Introvertidos sentem medo do que vai pelo mundo, extrovertidos são a causa desse medo. A soberba se introduz na confiança dos pequenos e nos negócios dos grandes. Quem se mete na vida dos outros deve compor a si mesmo. Contradição e bobagem é querer pescar carpa com isca de minhoca. A excentricidade é própria do mundo do circo.
O declínio da civilidade é a cegueira do conhecimento que pôs fim ao milagre da genialidade substituído pelo sucesso de extravios e escândalos. Educação de circunstância sem ligar para a condição humana. Que valor tem alguém a não ser aquele atribuído por quem usufrui do seu valor? A renovação do Estado é feita por velhas empresas de concurso ou pela pequenez das bancas. O strip-tease dos penduricalhos despe o íntimo da justiça. A comédia da adulação, a força de personagens normativos, a ideologia superior à compaixão fazem desdenhosa e cansativa a vida de quem é modesto, de cultura regular e hábitos razoáveis. Precária consistência de um mundo onde uns chegam no mais alto sem subir nenhuma escada. Mundo onde diálogo é quando ninguém dá ao outro a palavra.
Perguntas podem ser feitas. De que vale o luxo sem prazer elevado. E a riqueza do mesquinho. Qual o sentido de o inteligente ser grosseiro e o poderoso, arrogante. Humor virar um horror. Assim como a beleza verdadeira contém decência, moralista desonesto é indecente.
Carro elétrico parece louvável, mas a produção da bateria não é elogiável. A China gosta do Ocidente para vender mercadoria e fazer proselitismo da riqueza sem democracia. Com o narcotráfico infiltrado na política a Polícia Federal perceberá que arsenal é mais relevante que arma publicitária de batizar operação em latim. Ainda que se enxerte virtude nos juízes solitários é um retrocesso de civilização negar à sociedade os tribunais colegiados. Tolerem a salada classificatória da obsessão identitária sabendo que é simétrica, à direita, à pauta moralista. Louve os poderosos, desde que compreenda bem os seus propósitos.
Filosofia, conceito e convicção não se prestam a exibição. Há uma faceta burlesca no estardalhaço do Parlamento quando faz o que não pode ser feito. Reuniões homogêneas e imediatistas só se instalam se os anfitriões podem fazer do convidado mercadoria e especulação para ganhar alguma coisa. Como não prosperar a preguiça em sociedade interesseira como um pesque-pague? O caráter mercantil e bajulador de tantos encontros mostra, como no teatro, que todos podem sorrir e ser gentis e continuarem a ser patifes, pois, no fim, somente os escolhidos prosperam.
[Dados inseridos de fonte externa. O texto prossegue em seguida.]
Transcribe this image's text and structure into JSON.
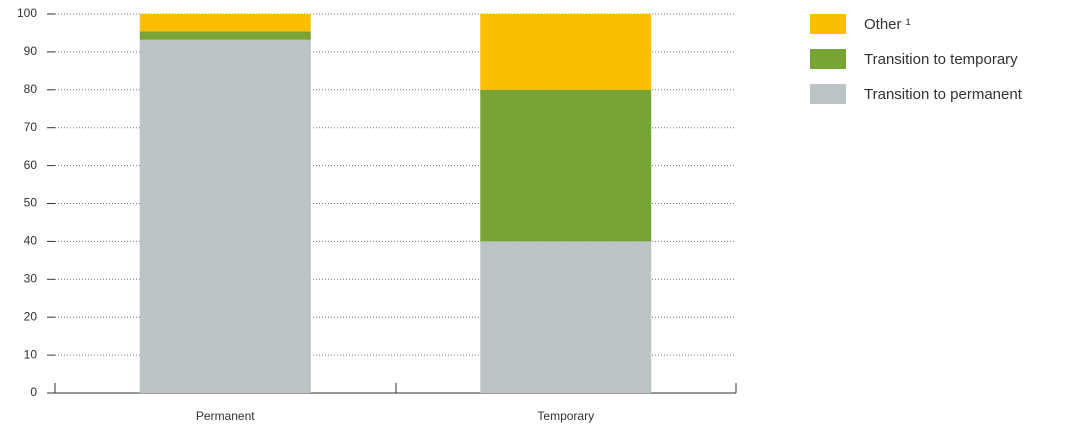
{
  "chart_data": {
    "type": "stacked_bar",
    "categories": [
      "Permanent",
      "Temporary"
    ],
    "series": [
      {
        "name": "Transition to permanent",
        "color": "#bdc4c6",
        "values": [
          93.2,
          40
        ]
      },
      {
        "name": "Transition to temporary",
        "color": "#78a436",
        "values": [
          2.2,
          40
        ]
      },
      {
        "name": "Other ¹",
        "color": "#fbbf00",
        "values": [
          4.6,
          20
        ]
      }
    ],
    "ylim": [
      0,
      100
    ],
    "yticks": [
      0,
      10,
      20,
      30,
      40,
      50,
      60,
      70,
      80,
      90,
      100
    ],
    "grid": true,
    "legend": "right"
  }
}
Em tempos assim colegiais, o histrionismo de alguns, especialmente dos mais teatrais e mundanos, procura propagandear que tem relações mais próximas para influenciar o poder, como ancestrais de nobres que conseguem manter suas carruagens. A televisão, que diante da internet perdeu a maturidade sem se tornar mais jovem, é mestre em se fazer íntima do entrevistado poderoso, como se quisesse, pelo tratamento indevido e o tom inadequado, purgar os pecados de sua falta de autossoberania. A entrevista atual fascina de duas formas. Se for esculacho contra quem já está no chão, a covardia alimenta a imaginação do revoltado enrustido, mestre em breves objetivos e sem atos claros e sentimentos genuínos sobre hierarquia e poder. Se for pendor para a amizade com quem está por cima, é bom lembrar que a decência, que nunca conversou bem com a vaidade, conversa pior com a informalidade diante do poder. A essência de uma entrevista não é o deslumbramento da relação entre entrevistador e entrevistado, mas das conexões amarradas que exponham os dois a lapsos imperdoáveis e esclarecedores.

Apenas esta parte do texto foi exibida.